We don’t have data not yet but I would like to present data from Waga et al published a few years ago in Kidney International. They studied 12 patients with IgAN, 4 with mild and 4 with moderate and 4 with severe renal damage.

And they found 13 genes upregulating IgAN in IgA renal biopsies and 7 genes were included in the first cluster, 12 in the second and 1 in the third cluster.

So this is the list of genes, of course, this is not sufficient but we are moving in that direction for transferring biochemical medicine to molecular medicine.

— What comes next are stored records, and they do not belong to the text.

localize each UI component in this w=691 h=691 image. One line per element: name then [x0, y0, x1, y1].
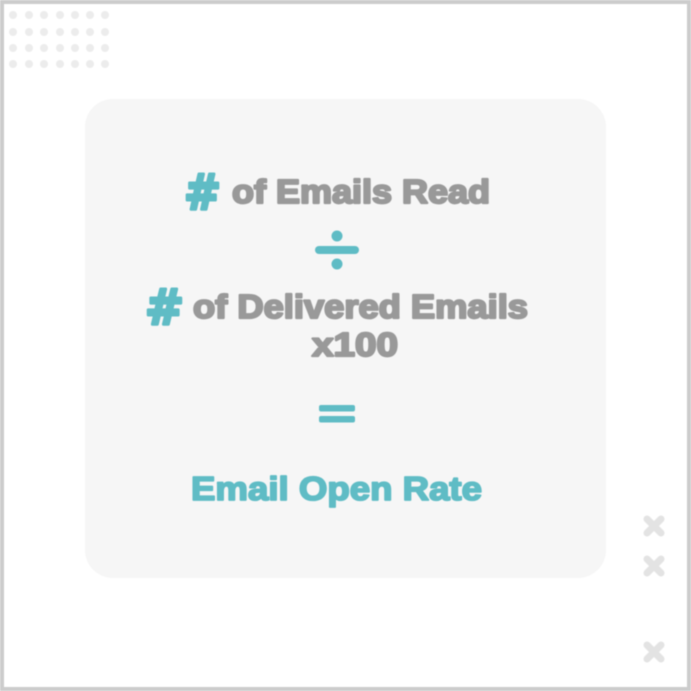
decorative dot grid [9, 11, 109, 68]
icon: equals sign [319, 405, 355, 422]
text: of Delivered Emails: of Delivered Emails [193, 288, 528, 325]
panel: formula card [85, 99, 606, 578]
text: of Emails Read: of Emails Read [232, 173, 490, 210]
formula line: emails read [184, 164, 490, 221]
text: x100: x100 [312, 326, 398, 363]
icon: hash symbol: # [145, 279, 184, 336]
decorative cross marks [647, 519, 661, 659]
icon: division sign [315, 230, 359, 270]
text: result Email Open Rate: Email Open Rate [191, 470, 482, 507]
icon: hash symbol: # [184, 164, 221, 221]
formula line: delivered emails [145, 279, 528, 336]
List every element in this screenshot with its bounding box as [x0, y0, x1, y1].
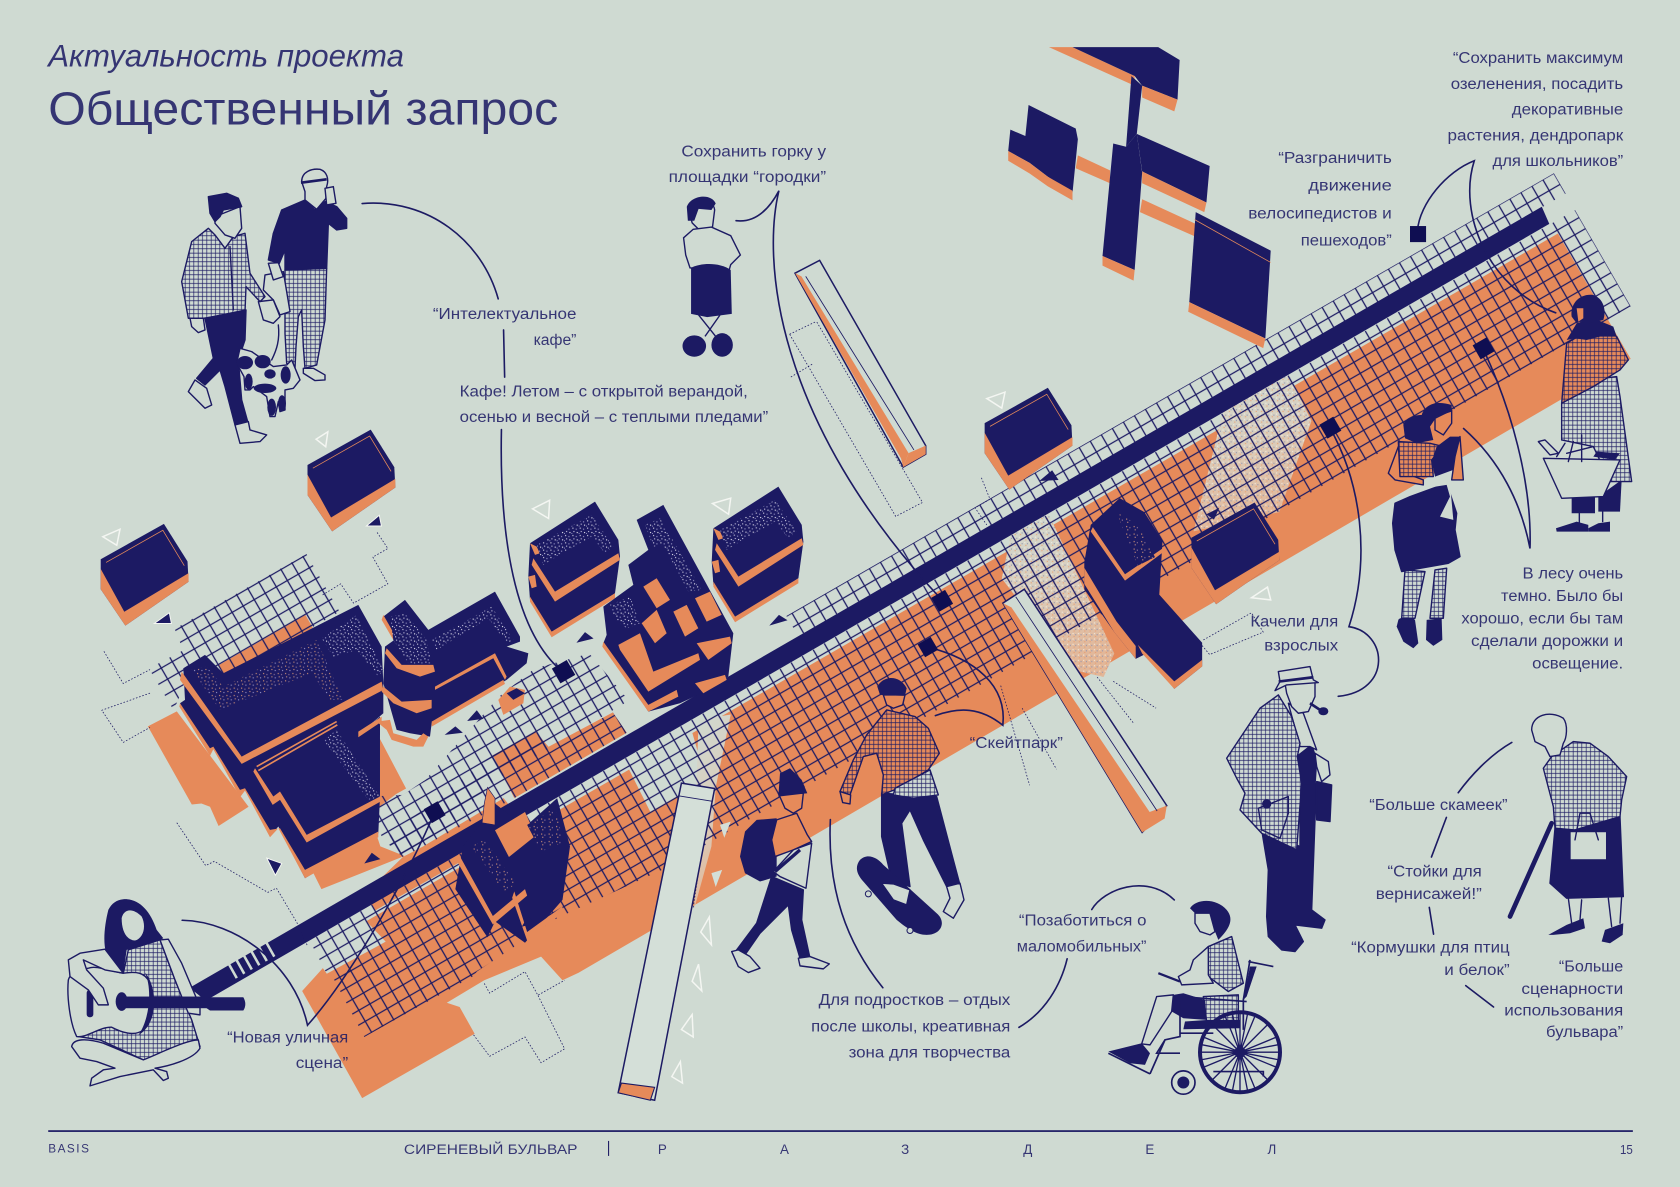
quote: benches and stands: “Стойки для: [1388, 863, 1482, 880]
quote: keep greenery: декоративные: [1512, 102, 1623, 119]
callout lines: [182, 161, 1556, 1027]
quote: forest: освещение.: [1532, 655, 1623, 672]
grid top left: [149, 554, 340, 710]
quote: benches and stands: [1351, 797, 1510, 979]
quote: separate cyclists: “Разграничить: [1278, 150, 1392, 167]
figure: man with phone: [263, 169, 347, 381]
quote: forest: В лесу очень: [1522, 566, 1623, 583]
map triangles: navy markers: [154, 470, 1219, 927]
footer: [48, 1130, 1633, 1157]
quote: keep greenery: [1448, 50, 1623, 170]
figure: girl with guitar: [68, 899, 245, 1086]
grid middle: [370, 653, 629, 855]
quote: scenarios: [1504, 959, 1623, 1041]
quote: separate cyclists: велосипедистов и: [1248, 206, 1392, 223]
two-storey block left: [528, 502, 620, 637]
quote: separate cyclists: движение: [1308, 178, 1392, 195]
quote: scenarios: бульвара”: [1546, 1024, 1623, 1041]
title: Актуальность проекта: [46, 38, 404, 73]
quote: scenarios: использования: [1504, 1003, 1623, 1020]
quote: cafe: [433, 306, 768, 426]
residential box building 1: [101, 524, 189, 626]
box building 4: [1191, 502, 1279, 604]
faded transition zones: [1194, 371, 1311, 531]
quote: forest: [1461, 566, 1623, 672]
quote: keep greenery: растения, дендропарк: [1448, 127, 1623, 144]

What is the rational of our European IgAN Consortium? We are moving from the linkage analysis after we have demonstrated that some chromosomal traits linked to patients with IgAN, familial IgAN, we are designing RNA interference agents against selective genes that we will show by microarrays and after we will move on to functional genomic analysis for looking at if these genes are responsible for the progression of renal damage and for the development of the disease.

Before concluding my talk I would like to acknowledge the members of the European IgAN Consortium who participated in the 50 framework projects and the members of the Italian IgAN Consortium who participated for other projects that were granted from the Minister of Health at the University in Italy. Thank you for your attention.